Seat, not developer, is the attribution unit. Cody’s audit log records that a seat issued a call but not how much spend each consumed, especially under BYO-model where the invoice arrives from OpenAI or Anthropic against your contract. Finance asks who drove the $40K bump last month; the seat view answers “1,800 developers each had a seat.”

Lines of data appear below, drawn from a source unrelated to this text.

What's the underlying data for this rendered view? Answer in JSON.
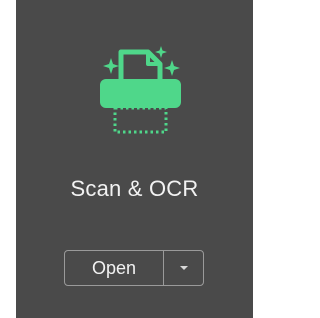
{
  "card": {
    "title": "Scan & OCR",
    "open_label": "Open",
    "icon": "scan-ocr-icon",
    "dropdown_icon": "caret-down-icon"
  },
  "colors": {
    "card_background": "#4a4a4a",
    "icon_accent": "#4fd78a",
    "text": "#f2f2f2",
    "button_border": "#9a9a9a"
  }
}
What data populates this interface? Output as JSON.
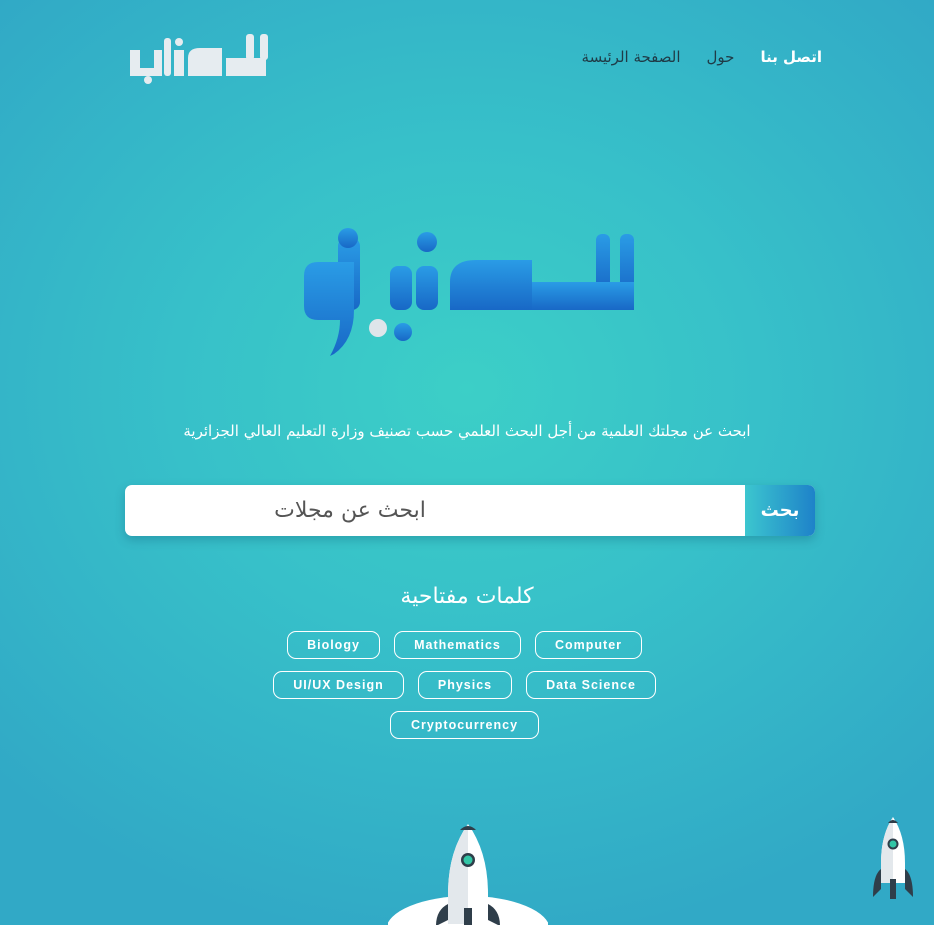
{
  "header": {
    "logo_text": "تصنيفو",
    "nav": [
      {
        "label": "اتصل بنا"
      },
      {
        "label": "حول"
      },
      {
        "label": "الصفحة الرئيسة"
      }
    ]
  },
  "hero": {
    "logo_text": "تصنيفو",
    "subtitle": "ابحث عن مجلتك العلمية من أجل البحث العلمي حسب تصنيف وزارة التعليم العالي الجزائرية"
  },
  "search": {
    "placeholder": "ابحث عن مجلات",
    "button_label": "بحث"
  },
  "keywords": {
    "title": "كلمات مفتاحية",
    "tags": [
      "Biology",
      "Mathematics",
      "Computer",
      "UI/UX Design",
      "Physics",
      "Data Science",
      "Cryptocurrency"
    ]
  },
  "colors": {
    "background": "#37c0c9",
    "accent_blue": "#1e82c9",
    "logo_light": "#e8eef2"
  }
}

Two kinds of model calls per turn, only one is the LLM call. Every Cody invocation triggers an embedding call, code-search calls against the Sourcegraph index, and an LLM call with the retrieved context. On a Cody-on-Anthropic deployment with Voyage embeddings, the embedding line is 18-25 percent of total model spend. A gateway that captures only the LLM lane hides a fifth of the bill.
On-prem Cody has no story for the side traffic. The LLM provider call is the only call crossing the network boundary, and the Cody admin console gives no clean per-call or per-developer breakdown. Without a gateway on the hop, the on-prem deployment has worse observability than SaaS did.
The audit log records intent, not content. Sourcegraph’s log captures seat, repo scope, and content-exclusion decisions, not the prompt or completion. A SOC 2 auditor asking “show every prompt that left the network in March from Capital Markets” gets a half answer; the gateway sees the full payload.
BYO-model removes Sourcegraph from the data path. When BYO model is on, Cody calls your OpenAI or Anthropic deployment under your contract; Sourcegraph is no longer the data processor. Without a gateway, the enterprise has improved its contract posture and degraded observability in the same change.
A gateway between Cody and the model provider (and embedding provider, where supported) addresses all five.
The 7 axes we score on
The generic axes (provider count, routing, fallback, dashboards) miss the retrieval pipeline, the on-prem deployment shape, and the seat-model attribution problem. We replaced them with seven axes that map to what a CISO, a finance lead, and a Sourcegraph admin ask for.
| Axis | What it measures |
|---|---|
| 1. Per-developer attribution under the SSO seat model | Can the gateway resolve a Cody call to a verified developer identity from the SSO claim, not just the team seat or the org-level API key? |
| 2. Context-retrieval cost observability | Does the gateway separate LLM call cost from embedding call cost from search-grounding metadata, with a per-call ledger for each? |
| 3. Embedding-call separation | Can the gateway intercept and tag embedding calls (Voyage, OpenAI, Cohere, Sourcegraph-bundled) as a distinct call class from chat completions? |
| 4. On-prem Cody compatibility | Does the gateway run as a sidecar or in-VPC proxy next to an on-prem Sourcegraph instance without breaking SSO claim propagation? |
| 5. Sourcegraph audit log integration | Can the gateway correlate its trace records with Sourcegraph’s audit log (seat, repo scope, content-exclusion decision) for a single audit view? |
| 6. BYO-model routing across providers | Can the gateway route Cody calls across OpenAI / Anthropic / open-source models with deterministic fallback while preserving Cody’s expected response shape? |
| 7. Completion-acceptance tracking | Can the gateway capture whether a Cody autocomplete suggestion was accepted by the developer, so cost rolls up against value delivered rather than raw tokens? |
Each pick gets a 7-axis score at the end of its section.
How we picked
We started with public AI gateways compatible with the providers Cody BYO-model supports as of May 2026. We removed gateways that break Cody’s streaming or tool-call shape, lack a path to capturing embedding traffic, or have no SSO claim propagation. We removed gateways with a material 2026 trust event without a clean remediation path; the LiteLLM entry explains why it’s still on the list with caveats and Helicone isn’t. The five below are what a Cody-Enterprise procurement and security team can sign off on as of May 2026 without custom integration code.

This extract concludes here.